- The Washington Times - Friday, May 23, 2003


Congress sent President Bush legislation yesterday that would grant 13 weeks of emergency unemployment benefits to 2.4 million jobless Americans who otherwise would exhaust their state aid by month’s end.

Lawmakers acted before leaving town for a weeklong holiday recess because the program was expiring May 31. The Senate’s voice vote on the House-passed bill occurred without debate.

The nation’s unemployment rate is 6 percent, almost 2 percentage points higher than when Mr. Bush took office. About 8.8 million people are out of work, victims of a struggling economy that is stuck in low gear without producing new jobs.

Meanwhile, layoffs mount. Boeing Co. announced yesterday that it will furlough 1,150 employees as part of continuing cutbacks.

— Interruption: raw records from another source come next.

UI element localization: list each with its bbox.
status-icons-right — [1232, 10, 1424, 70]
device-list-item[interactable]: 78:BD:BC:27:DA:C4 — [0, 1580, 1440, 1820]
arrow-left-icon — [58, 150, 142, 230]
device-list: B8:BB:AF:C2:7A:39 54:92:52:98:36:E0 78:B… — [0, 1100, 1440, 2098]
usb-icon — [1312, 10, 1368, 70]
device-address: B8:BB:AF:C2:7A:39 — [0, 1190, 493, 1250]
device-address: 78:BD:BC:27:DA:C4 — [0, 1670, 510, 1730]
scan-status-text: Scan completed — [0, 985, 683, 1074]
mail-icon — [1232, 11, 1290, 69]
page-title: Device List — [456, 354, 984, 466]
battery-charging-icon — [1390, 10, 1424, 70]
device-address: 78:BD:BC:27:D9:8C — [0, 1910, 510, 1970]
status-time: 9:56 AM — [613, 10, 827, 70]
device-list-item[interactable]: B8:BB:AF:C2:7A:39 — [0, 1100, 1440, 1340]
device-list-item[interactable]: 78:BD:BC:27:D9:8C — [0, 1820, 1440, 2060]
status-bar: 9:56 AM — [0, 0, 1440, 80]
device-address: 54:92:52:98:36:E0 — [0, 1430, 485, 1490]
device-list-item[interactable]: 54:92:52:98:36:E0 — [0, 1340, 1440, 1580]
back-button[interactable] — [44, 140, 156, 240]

Republicans are mindful that a bleak economic outlook could be a problem next year, when they try to hold the White House and Congress in elections.

In an effort to jump-start a recovery, Congress sent Bush a $350 billion package heavy on tax cuts. Blunting Democrats’ attacks, Republicans also quickly pushed through the $7.4 billion extension of unemployment benefits.

“We’ve demonstrated that we accomplish things, not just talk about them,” said Senate Majority Leader Bill Frist, Tennessee Republican.

In passing the unemployment extension, the Senate voted to approve the House bill, which had cleared the previous night. By forgoing amendments, the bill will reach the president more quickly for his signature.

Democrats lost another attempt yesterday to provide more generous jobless benefits.

“We are not going to pass a major expansion,” said Sen. Don Nickles, Oklahoma Republican, chairman of the Senate Budget Committee. About 1 million people who have used up all their state and federal aid won’t receive extra help under the plan. Democrats think Mr. Bush and Republicans are politically vulnerable because of the weak economy and tax cuts that they say do little to help most Americans.

In the bill, some jobless Americans in six states with high unemployment rates will receive 26 weeks of federal benefits. Those states are Alaska, Oregon, Washington, Connecticut, Massachusetts and Pennsylvania.